The area shade in blue, showing the of less than 1 goal (or its continuous equivalent being less than 0.5 goals) can be found to be 52.15%.
While it is not the aim to delve deep into the calculation of this, it can be find using most Real Fixed Matches Betting Sites (in MS Excel: =NORM.DIST(0.5,0.3789, 1.9188,1). Similarly the probability of under 1.5 goals is 72.05%. Therefore we expect 19.53% between these two values.
Consequently out of 380 matches, we would have estimated 74.22 games ending with the home team winning with just one goal difference. In reality there were 75 games, so this was very close.
By repeating this for all goal differences, we can compare the actual and estimated number of games that ended up with different goal differences.
The table below shows that the discrepancy is minimal and the normal distribution appears to be a good fit – (there are ways to test for normality and this Real Fixed Matches Betting Sites fits nicely for 2013/14 EPL data).
Draw find fixed match 1×2
The probability of a home team
Let’s now assume the distribution is correct for the current Premier League fixed matches season.
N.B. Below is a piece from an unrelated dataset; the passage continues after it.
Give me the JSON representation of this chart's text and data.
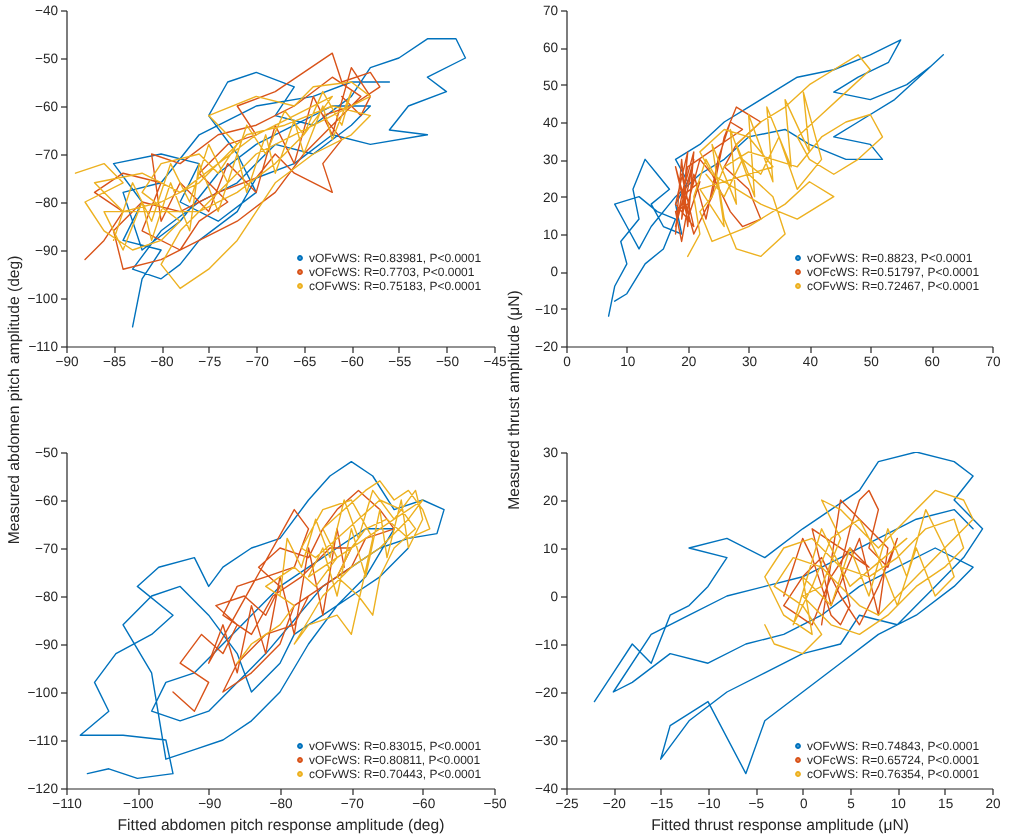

So as a spread bettor you may want to know what the probability of a home team winning by one or more goals is in the Premier League? This is therefore equivalent to the 1 – 52.52%, which is 47.48%.
Obviously this is a general estimate and applies to the Premier league in general rather than individual teams – bettors would be advise to work out individual teams data rather than that of the EPL in general.
In conclusion, the standard deviation is not just a measure of Real Fixed Matches Betting Sites, whereby a higher value displays more dispersion within a group; it’s also an important parameter to measure probabilities, something very helpful for sports bettors. In a future article we will focus on how a different standard deviation can affect probabilities and spreads.